До Лу Синя в мировой литературе были «Стихотворения в прозе» Тургенева. Китайский писатель читал их и, более того, находился под их впечатлением. Его несколько стихотворений о снах построены так, как у Тургенева «Конец света» («Чудилось мне…» и «…Едва переводя дыхание, я проснулся»), «Насекомое» («Снилось мне…»), «Природа» («Мне снилось…» и «…и я проснулся»). Вспомним тургеневское стихотворение «Чернорабочий и белоручка» в сопоставлении с «Умным, дураком и рабом». Руки белоручки пахнут железом: он шесть лет носил на них кандалы. «А за что же это?» - спрашивает чернорабочий. «А за то, что я о вашем же добре заботился, хотел освободить вас, серых, темных людей, восставал против притеснителей ваших, бунтовал… Ну, меня и засадили». И чернорабочий отвечает на это: «Засадили? Вольно ж тебе было бунтовать!» А два года спустя казнят белоручку, который «все бунтовал». «Ну, вот что, брат Митрий, - говорит один из чернорабочих, - нельзя ли нам той самой веревочки раздобыть, на которой его вешать будут? говорят, ба-альшое счастье от этого в дому бывает!» Все очень похоже и на «Умного, дурака и раба», и на «Снадобье». Здесь очень заманчиво определить влияние. Но мешает этому разительная похожесть на стихотворение Тургенева именно «Снадобья», национальная особенность которого при этом безусловна, мешает и близость «Умного, дурака и раба» к многолетним, упорным и самостоятельным раздумьям Лу Синя. И хотелось бы здесь сказать не о влиянии - это слово, в данном случае, как видим, слишком неточно, - а скорее о веянии Тургенева в лусиневских стихотворениях в прозе.

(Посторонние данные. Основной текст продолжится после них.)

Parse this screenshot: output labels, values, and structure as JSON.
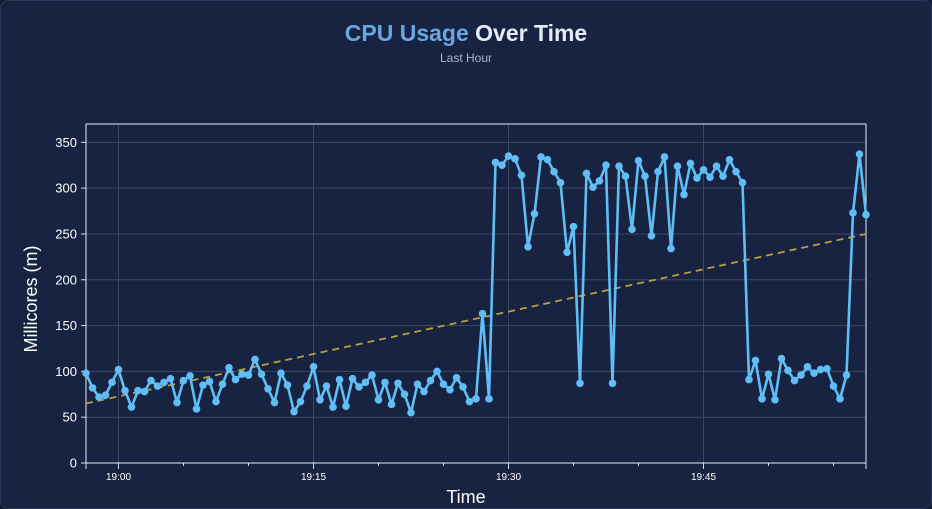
{
  "header": {
    "title_part1": "CPU Usage",
    "title_part2": "Over Time",
    "subtitle": "Last Hour"
  },
  "colors": {
    "background": "#172340",
    "series": "#5fbef5",
    "trend": "#b8a040",
    "grid": "#3a4866",
    "title_accent": "#6aa6e0"
  },
  "chart_data": {
    "type": "line",
    "title": "CPU Usage Over Time",
    "subtitle": "Last Hour",
    "xlabel": "Time",
    "ylabel": "Millicores (m)",
    "x_ticks": [
      "19:00",
      "19:15",
      "19:30",
      "19:45"
    ],
    "y_ticks": [
      0,
      50,
      100,
      150,
      200,
      250,
      300,
      350
    ],
    "x_range": [
      "18:57:30",
      "19:57:30"
    ],
    "ylim": [
      0,
      370
    ],
    "grid": true,
    "legend": "none",
    "series": [
      {
        "role": "data",
        "x": [
          "18:57:30",
          "18:58:00",
          "18:58:30",
          "18:59:00",
          "18:59:30",
          "19:00:00",
          "19:00:30",
          "19:01:00",
          "19:01:30",
          "19:02:00",
          "19:02:30",
          "19:03:00",
          "19:03:30",
          "19:04:00",
          "19:04:30",
          "19:05:00",
          "19:05:30",
          "19:06:00",
          "19:06:30",
          "19:07:00",
          "19:07:30",
          "19:08:00",
          "19:08:30",
          "19:09:00",
          "19:09:30",
          "19:10:00",
          "19:10:30",
          "19:11:00",
          "19:11:30",
          "19:12:00",
          "19:12:30",
          "19:13:00",
          "19:13:30",
          "19:14:00",
          "19:14:30",
          "19:15:00",
          "19:15:30",
          "19:16:00",
          "19:16:30",
          "19:17:00",
          "19:17:30",
          "19:18:00",
          "19:18:30",
          "19:19:00",
          "19:19:30",
          "19:20:00",
          "19:20:30",
          "19:21:00",
          "19:21:30",
          "19:22:00",
          "19:22:30",
          "19:23:00",
          "19:23:30",
          "19:24:00",
          "19:24:30",
          "19:25:00",
          "19:25:30",
          "19:26:00",
          "19:26:30",
          "19:27:00",
          "19:27:30",
          "19:28:00",
          "19:28:30",
          "19:29:00",
          "19:29:30",
          "19:30:00",
          "19:30:30",
          "19:31:00",
          "19:31:30",
          "19:32:00",
          "19:32:30",
          "19:33:00",
          "19:33:30",
          "19:34:00",
          "19:34:30",
          "19:35:00",
          "19:35:30",
          "19:36:00",
          "19:36:30",
          "19:37:00",
          "19:37:30",
          "19:38:00",
          "19:38:30",
          "19:39:00",
          "19:39:30",
          "19:40:00",
          "19:40:30",
          "19:41:00",
          "19:41:30",
          "19:42:00",
          "19:42:30",
          "19:43:00",
          "19:43:30",
          "19:44:00",
          "19:44:30",
          "19:45:00",
          "19:45:30",
          "19:46:00",
          "19:46:30",
          "19:47:00",
          "19:47:30",
          "19:48:00",
          "19:48:30",
          "19:49:00",
          "19:49:30",
          "19:50:00",
          "19:50:30",
          "19:51:00",
          "19:51:30",
          "19:52:00",
          "19:52:30",
          "19:53:00",
          "19:53:30",
          "19:54:00",
          "19:54:30",
          "19:55:00",
          "19:55:30",
          "19:56:00",
          "19:56:30",
          "19:57:00",
          "19:57:30"
        ],
        "values": [
          98,
          82,
          72,
          74,
          88,
          102,
          79,
          61,
          79,
          78,
          90,
          84,
          88,
          92,
          66,
          90,
          95,
          59,
          85,
          89,
          67,
          86,
          104,
          91,
          97,
          96,
          113,
          97,
          81,
          66,
          98,
          85,
          56,
          67,
          84,
          105,
          69,
          84,
          61,
          91,
          62,
          92,
          83,
          88,
          96,
          69,
          88,
          64,
          87,
          75,
          55,
          86,
          78,
          90,
          100,
          86,
          80,
          93,
          83,
          67,
          70,
          163,
          70,
          328,
          325,
          335,
          332,
          314,
          236,
          272,
          334,
          331,
          318,
          306,
          230,
          258,
          87,
          316,
          301,
          308,
          325,
          87,
          324,
          313,
          255,
          330,
          313,
          248,
          318,
          334,
          234,
          324,
          293,
          327,
          311,
          320,
          312,
          324,
          313,
          331,
          318,
          306,
          91,
          112,
          70,
          97,
          69,
          114,
          101,
          90,
          96,
          105,
          98,
          102,
          103,
          84,
          70,
          96,
          273,
          337,
          271
        ]
      },
      {
        "role": "trend",
        "x": [
          "18:57:30",
          "19:57:30"
        ],
        "values": [
          65,
          250
        ]
      }
    ]
  }
}
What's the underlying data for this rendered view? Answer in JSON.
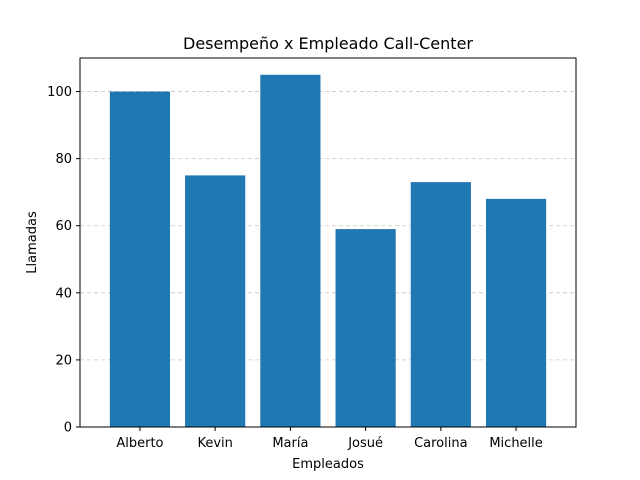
{
  "chart_data": {
    "type": "bar",
    "title": "Desempeño x Empleado Call-Center",
    "xlabel": "Empleados",
    "ylabel": "Llamadas",
    "categories": [
      "Alberto",
      "Kevin",
      "María",
      "Josué",
      "Carolina",
      "Michelle"
    ],
    "values": [
      100,
      75,
      105,
      59,
      73,
      68
    ],
    "ylim": [
      0,
      110
    ],
    "yticks": [
      0,
      20,
      40,
      60,
      80,
      100
    ],
    "grid": "y-axis dashed",
    "bar_color": "#1f77b4"
  }
}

Тревогой о нравственности дышат «Дикие травы». И в свете этой тревоги понятно неожиданное обращение китайца Лу Синя в стихотворении «Месть» к теме распятия Христа, привлекшей в мировой литературе таких художников, как Андреев, Франс, Булгаков. «Бен-Товита» Андреева Лу Синь читал, как читал он, возможно, и «Прокуратора Иудеи» Франса. У Франса безумец, изгоняющий торгующих из храма (Понтий Пилат так и говорит - «какой-то безумец»), не так уж далек от безумцев и дураков китайского писателя. Равнодушие и жестокость прокуратора, начисто забывшего о посланном им на казнь Иисусе, вновь оживают в современном Лу Синю Китае. Как и равнодушие Бен-Товита. В тот страшный день, когда распинают Христа, у торговца Бен-Товита болят зубы, и это настолько портит его радость от удачной мены старого осла на молодого и сильного, что его с трудом развлекает зрелище несущих кресты преступников. «Рассказывают, что он исцелял слепых», - сказала жена, не отходившая от парапета, и бросила камешек в то место, где медленно двигался поднятый бичами Иисус. У Лу Синя: «Прохожие злословят о нем, первосвященники и книжники насмехаются над ним, двое разбойников, распятые с ним вместе, и те поносят его…» В гибелях и казнях лусиневских героев повторяется старая жестокость неустроенного, равнодушного мира, в котором был Христос, были «семь повешенных», был «белоручка». Не об этом ли думает Лу Синь в своей надежде вызвать в людях гнев, который приведет к революционной переделке общества.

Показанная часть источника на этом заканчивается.